Online. This can be via the web, blog, or social media. Compared to other media, its reach is the most extensive, national, and global audiences. They can access it anytime and anywhere, as long as they are connected to an internet network.
Advertising development stages
The typical stages for developing an advertisement are:
Set advertising goals. This is essential for designing the right advertising message. An advertisement may aim to generate sales, promote a company’s image and reputation, or inform a new product. They all require a different message.
Decide on a budget. Companies usually consider factors such as the product life cycle stage, market share, customer base, competition, advertising frequency, and product substitutions in designing an advertising budget.
Companies can take several approaches to allocate money.

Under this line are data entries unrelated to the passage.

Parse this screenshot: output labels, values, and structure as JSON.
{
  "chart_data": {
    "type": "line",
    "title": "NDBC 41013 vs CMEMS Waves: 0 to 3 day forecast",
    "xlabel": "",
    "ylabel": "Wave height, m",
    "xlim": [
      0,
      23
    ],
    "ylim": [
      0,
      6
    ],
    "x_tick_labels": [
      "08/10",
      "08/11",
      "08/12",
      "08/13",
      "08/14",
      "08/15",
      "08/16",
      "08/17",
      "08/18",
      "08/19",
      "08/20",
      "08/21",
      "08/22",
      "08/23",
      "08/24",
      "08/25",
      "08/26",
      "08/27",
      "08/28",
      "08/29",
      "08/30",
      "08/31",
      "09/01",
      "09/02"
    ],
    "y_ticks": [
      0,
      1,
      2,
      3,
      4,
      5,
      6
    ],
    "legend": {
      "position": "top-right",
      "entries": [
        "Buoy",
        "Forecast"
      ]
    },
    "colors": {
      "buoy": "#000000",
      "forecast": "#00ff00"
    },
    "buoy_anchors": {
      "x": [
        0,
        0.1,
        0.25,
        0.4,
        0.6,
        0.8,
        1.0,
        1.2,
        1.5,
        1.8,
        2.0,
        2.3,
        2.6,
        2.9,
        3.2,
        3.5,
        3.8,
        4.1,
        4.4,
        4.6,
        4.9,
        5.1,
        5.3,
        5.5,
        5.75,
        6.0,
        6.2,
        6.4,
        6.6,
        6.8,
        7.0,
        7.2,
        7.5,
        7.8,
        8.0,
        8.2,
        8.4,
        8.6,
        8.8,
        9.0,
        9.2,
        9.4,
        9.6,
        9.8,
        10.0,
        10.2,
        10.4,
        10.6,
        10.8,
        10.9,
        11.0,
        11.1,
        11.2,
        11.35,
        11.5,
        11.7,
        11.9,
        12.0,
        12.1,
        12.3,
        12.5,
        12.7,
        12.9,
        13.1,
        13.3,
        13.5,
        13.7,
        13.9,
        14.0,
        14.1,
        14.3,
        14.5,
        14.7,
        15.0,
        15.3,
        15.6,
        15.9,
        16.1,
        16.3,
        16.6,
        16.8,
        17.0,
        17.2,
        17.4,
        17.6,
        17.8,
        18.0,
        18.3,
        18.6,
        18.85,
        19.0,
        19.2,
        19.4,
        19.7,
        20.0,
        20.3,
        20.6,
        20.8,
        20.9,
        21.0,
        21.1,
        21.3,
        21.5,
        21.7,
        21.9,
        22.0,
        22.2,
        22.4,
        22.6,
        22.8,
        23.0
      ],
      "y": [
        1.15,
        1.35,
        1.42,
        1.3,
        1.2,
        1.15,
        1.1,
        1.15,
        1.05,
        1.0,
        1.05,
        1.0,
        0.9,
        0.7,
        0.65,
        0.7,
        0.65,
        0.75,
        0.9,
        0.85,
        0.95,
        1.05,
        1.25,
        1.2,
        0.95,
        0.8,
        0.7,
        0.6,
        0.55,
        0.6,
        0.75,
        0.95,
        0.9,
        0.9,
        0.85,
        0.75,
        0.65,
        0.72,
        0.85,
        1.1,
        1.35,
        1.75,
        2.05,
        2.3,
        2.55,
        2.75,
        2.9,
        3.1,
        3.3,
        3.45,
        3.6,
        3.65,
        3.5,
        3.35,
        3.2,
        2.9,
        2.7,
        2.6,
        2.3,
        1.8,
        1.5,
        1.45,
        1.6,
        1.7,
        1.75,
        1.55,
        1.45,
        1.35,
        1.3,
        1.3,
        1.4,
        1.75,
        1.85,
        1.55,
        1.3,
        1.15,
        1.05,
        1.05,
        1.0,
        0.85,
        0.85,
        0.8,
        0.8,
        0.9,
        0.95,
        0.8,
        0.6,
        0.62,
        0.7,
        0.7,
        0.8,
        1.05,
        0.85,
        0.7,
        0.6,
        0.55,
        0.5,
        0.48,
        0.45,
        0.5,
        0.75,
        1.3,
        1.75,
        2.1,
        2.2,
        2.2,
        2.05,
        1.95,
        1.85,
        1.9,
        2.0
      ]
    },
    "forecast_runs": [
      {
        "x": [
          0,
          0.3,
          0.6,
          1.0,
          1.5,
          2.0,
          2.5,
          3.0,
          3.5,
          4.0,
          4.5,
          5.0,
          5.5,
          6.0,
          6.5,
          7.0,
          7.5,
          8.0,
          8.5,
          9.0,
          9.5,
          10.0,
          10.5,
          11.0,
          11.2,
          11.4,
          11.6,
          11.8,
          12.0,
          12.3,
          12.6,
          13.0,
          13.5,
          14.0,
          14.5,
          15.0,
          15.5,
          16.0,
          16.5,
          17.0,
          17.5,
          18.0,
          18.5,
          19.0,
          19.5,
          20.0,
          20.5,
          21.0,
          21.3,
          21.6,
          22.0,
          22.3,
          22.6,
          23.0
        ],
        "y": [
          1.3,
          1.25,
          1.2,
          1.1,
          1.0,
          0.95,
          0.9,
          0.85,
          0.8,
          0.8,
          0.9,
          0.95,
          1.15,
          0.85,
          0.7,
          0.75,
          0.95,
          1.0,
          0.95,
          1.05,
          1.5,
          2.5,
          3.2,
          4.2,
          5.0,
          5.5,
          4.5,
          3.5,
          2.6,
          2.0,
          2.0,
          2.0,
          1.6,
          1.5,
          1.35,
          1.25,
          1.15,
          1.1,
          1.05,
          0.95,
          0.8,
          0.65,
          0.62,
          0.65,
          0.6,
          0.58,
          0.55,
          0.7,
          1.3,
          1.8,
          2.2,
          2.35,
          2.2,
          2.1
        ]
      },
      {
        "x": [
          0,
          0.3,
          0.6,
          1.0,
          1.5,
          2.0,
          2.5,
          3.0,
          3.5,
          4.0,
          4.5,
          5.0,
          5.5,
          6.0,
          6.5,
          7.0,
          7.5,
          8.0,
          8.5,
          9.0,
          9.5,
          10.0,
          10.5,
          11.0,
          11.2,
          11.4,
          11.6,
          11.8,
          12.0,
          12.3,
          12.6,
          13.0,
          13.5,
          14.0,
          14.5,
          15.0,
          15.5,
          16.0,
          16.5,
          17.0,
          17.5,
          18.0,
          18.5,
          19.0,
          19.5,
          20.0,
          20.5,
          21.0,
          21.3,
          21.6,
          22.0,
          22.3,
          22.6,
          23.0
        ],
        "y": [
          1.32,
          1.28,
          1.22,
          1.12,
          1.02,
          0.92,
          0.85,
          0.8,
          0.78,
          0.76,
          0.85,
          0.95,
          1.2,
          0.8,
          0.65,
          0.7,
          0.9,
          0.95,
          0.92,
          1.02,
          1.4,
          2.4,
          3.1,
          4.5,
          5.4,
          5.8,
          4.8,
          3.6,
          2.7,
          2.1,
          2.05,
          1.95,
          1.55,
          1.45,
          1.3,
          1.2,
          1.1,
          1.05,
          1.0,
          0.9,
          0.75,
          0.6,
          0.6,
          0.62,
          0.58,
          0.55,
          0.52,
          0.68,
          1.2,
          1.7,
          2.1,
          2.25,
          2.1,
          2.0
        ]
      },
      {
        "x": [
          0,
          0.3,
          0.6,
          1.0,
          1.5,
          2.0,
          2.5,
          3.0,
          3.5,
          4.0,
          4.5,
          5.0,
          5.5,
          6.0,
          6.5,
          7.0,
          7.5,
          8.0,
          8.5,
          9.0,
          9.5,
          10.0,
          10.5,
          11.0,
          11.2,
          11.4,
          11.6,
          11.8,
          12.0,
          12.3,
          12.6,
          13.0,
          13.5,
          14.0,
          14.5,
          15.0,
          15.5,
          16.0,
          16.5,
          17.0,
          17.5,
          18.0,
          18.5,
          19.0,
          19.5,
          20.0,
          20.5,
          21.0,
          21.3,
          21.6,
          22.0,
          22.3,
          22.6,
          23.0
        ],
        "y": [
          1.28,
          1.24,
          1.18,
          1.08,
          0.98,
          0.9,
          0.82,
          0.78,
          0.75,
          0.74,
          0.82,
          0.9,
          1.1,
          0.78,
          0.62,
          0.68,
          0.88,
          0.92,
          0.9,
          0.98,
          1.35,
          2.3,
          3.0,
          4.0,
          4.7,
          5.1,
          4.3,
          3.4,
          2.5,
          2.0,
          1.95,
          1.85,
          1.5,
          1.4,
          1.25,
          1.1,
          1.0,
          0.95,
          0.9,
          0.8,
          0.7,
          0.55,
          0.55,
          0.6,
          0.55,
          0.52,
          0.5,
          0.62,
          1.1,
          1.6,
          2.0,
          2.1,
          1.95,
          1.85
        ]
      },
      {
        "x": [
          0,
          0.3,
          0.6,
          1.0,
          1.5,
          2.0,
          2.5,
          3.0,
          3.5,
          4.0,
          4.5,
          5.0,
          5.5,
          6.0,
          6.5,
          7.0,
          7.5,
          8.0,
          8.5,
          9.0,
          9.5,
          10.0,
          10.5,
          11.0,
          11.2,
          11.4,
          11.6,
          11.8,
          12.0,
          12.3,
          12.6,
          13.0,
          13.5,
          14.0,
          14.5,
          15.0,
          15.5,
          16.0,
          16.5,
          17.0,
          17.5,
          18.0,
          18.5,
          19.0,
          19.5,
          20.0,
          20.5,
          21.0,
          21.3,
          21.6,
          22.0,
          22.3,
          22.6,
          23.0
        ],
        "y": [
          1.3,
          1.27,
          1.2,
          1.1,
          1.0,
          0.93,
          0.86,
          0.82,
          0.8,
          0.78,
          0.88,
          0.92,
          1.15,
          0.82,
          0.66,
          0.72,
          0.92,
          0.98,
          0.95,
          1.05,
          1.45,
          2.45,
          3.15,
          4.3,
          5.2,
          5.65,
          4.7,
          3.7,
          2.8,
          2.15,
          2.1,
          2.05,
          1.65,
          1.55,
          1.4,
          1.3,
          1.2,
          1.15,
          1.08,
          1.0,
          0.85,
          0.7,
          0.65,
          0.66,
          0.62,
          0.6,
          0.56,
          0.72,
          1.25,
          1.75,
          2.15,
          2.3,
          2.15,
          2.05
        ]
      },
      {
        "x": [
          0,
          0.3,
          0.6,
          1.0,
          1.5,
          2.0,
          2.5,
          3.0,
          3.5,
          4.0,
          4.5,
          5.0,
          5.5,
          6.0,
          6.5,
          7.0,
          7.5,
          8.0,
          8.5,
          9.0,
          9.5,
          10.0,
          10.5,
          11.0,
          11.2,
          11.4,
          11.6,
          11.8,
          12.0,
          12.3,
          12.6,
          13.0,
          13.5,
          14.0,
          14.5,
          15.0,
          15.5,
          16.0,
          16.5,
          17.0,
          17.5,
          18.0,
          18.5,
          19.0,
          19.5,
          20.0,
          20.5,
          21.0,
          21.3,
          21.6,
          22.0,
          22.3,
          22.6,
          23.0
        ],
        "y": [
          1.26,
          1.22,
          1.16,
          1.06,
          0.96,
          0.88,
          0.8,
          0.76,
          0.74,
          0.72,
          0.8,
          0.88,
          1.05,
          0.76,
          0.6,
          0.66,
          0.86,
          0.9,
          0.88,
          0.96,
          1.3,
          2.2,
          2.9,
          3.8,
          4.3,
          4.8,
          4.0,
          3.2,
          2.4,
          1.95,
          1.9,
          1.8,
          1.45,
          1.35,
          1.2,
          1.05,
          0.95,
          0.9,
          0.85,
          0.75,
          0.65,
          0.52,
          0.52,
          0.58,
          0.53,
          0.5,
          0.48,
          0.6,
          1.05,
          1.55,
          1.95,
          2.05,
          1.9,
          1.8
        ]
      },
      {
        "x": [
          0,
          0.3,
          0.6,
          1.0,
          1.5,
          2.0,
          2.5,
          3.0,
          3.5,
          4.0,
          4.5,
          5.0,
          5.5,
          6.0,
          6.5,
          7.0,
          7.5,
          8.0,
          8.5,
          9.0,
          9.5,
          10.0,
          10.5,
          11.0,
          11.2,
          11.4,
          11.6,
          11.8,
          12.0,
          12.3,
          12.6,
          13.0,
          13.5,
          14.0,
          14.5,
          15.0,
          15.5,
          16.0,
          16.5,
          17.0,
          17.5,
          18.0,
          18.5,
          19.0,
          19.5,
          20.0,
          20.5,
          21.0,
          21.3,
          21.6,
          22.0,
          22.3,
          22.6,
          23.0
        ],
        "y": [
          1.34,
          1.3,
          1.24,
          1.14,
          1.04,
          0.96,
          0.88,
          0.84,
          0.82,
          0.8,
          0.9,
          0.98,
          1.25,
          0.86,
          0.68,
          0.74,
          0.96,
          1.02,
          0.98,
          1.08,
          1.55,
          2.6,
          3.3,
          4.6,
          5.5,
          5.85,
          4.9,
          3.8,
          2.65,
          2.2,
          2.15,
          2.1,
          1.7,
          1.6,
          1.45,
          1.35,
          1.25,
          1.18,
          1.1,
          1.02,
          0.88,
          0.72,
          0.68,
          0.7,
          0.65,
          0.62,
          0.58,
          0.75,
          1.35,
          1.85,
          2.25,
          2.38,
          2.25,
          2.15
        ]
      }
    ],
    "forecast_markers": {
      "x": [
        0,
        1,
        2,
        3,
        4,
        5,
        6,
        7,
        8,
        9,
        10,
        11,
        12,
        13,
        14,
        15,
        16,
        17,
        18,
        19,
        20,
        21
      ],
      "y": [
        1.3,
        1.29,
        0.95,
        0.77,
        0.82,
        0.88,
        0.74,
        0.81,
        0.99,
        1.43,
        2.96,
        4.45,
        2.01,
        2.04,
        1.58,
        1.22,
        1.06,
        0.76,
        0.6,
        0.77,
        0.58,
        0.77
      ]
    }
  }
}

Four of them are:
- An affordable method. Companies set budgets according to their internal capabilities. If they have little money, they allocate a low budget.
- Competitive parity method. The company uses competitors’ advertising budget as a benchmark. For example, a market leader may set a higher budget than the average competitor.
- The percentage of sales method. The company takes the percentage of last year’s sales realization or this year’s target sales to determine the budget.
- Objective and task method. Companies break down advertising goals into a series of specific activities and tasks. Then, the company sets the cost for each activity. Thus, the total budget is the sum of these costs.
Develop messages. Companies will usually add a creative aspect to increase the success of the message in achieving advertising goals.
Selects a media channel. The company selects the appropriate media from the various alternative media available. It may be television, radio, newspapers, magazines, posters, direct mail, billboards, websites, and social media.
Factors to consider in choosing advertising media include reach, frequency, and desired impact. Media timing is also essential for more precise exposure to the audience. Other factors are product type, cost, target audience habits, and each medium’s advantages and disadvantages.
Evaluating the effectiveness of advertising. Evaluation can take place before or after the ad is shown. One of the pre-testing is the copy test.
Meanwhile, an example of post-testing is the recall and recognition test by measuring its effect on audience awareness, knowledge, and preferences. Also, the impact on the sale of advertised products is another example of evaluation.